As I gaze with my Isis eyes upon the world, I see how it, too, has become dismembered and desperately seeks restoration to life. We began as one people and adventured out to the distant continents, growing apart in geography and custom until now when we are consumed by our differences. Our faith in ourselves, justice, and the certainty of our survival lies scattered on battlefields, abandoned villages where victims of genocide used to live, and melting icecaps. Whole cultures are disappearing, leaving empty chapters in our human story.
We must all be Isis to recover and heal the broken body of our wholeness as humans. For my part, I can try to begin looking through eyes that have seen the planet and all who dwell on her as one being. When I read of wars and starvation in a land far off, I can say to myself “that is my home, too, and those who live there are parts of me” and provide whatever support I can. What I write can express a greater horizon that will show how all our fragments are really all of one piece, that what one woman experiences is a reflection of everyone’s life on Earth.

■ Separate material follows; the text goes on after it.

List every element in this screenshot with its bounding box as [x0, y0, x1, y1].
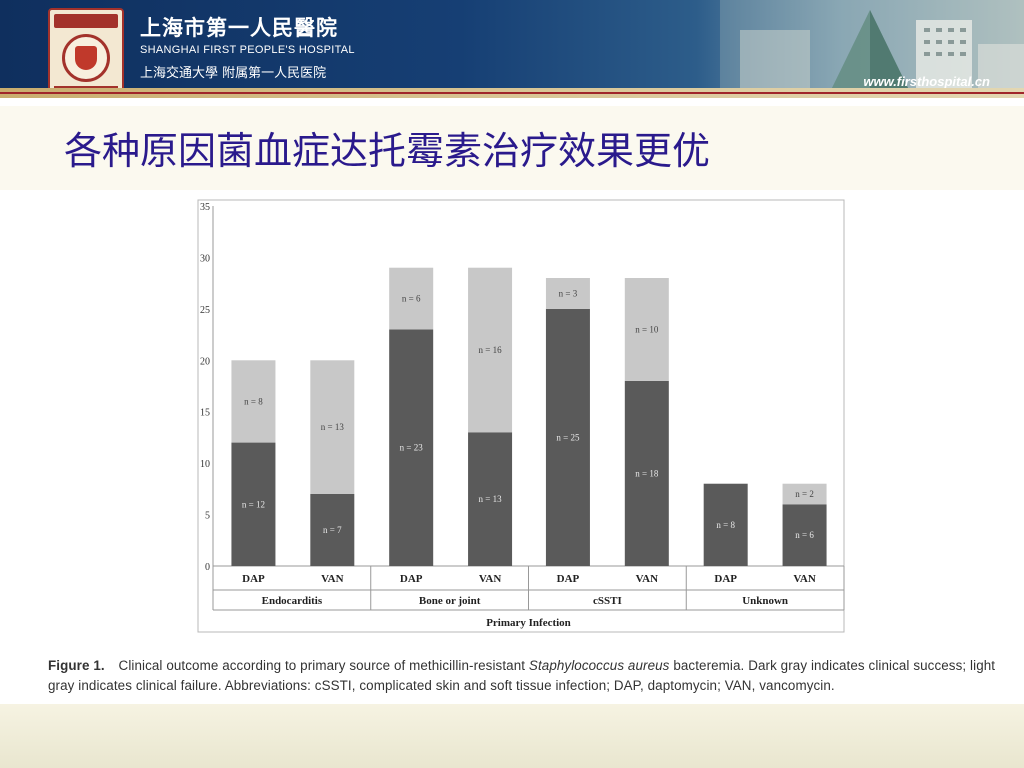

Through Isis’ supreme act of love for Osiris, she became a great healer to all who worshipped her. We live in a time when healing is our generation’s great task. Before we can restore our planet to environmental health, before we can reweave the bonds between nations and peoples, before we can truly progress as a species, we must heal ourselves and those around us. By looking at ourselves and the world through Isis’ eyes, we, too, can make this the season we truly become queens and queenly healers.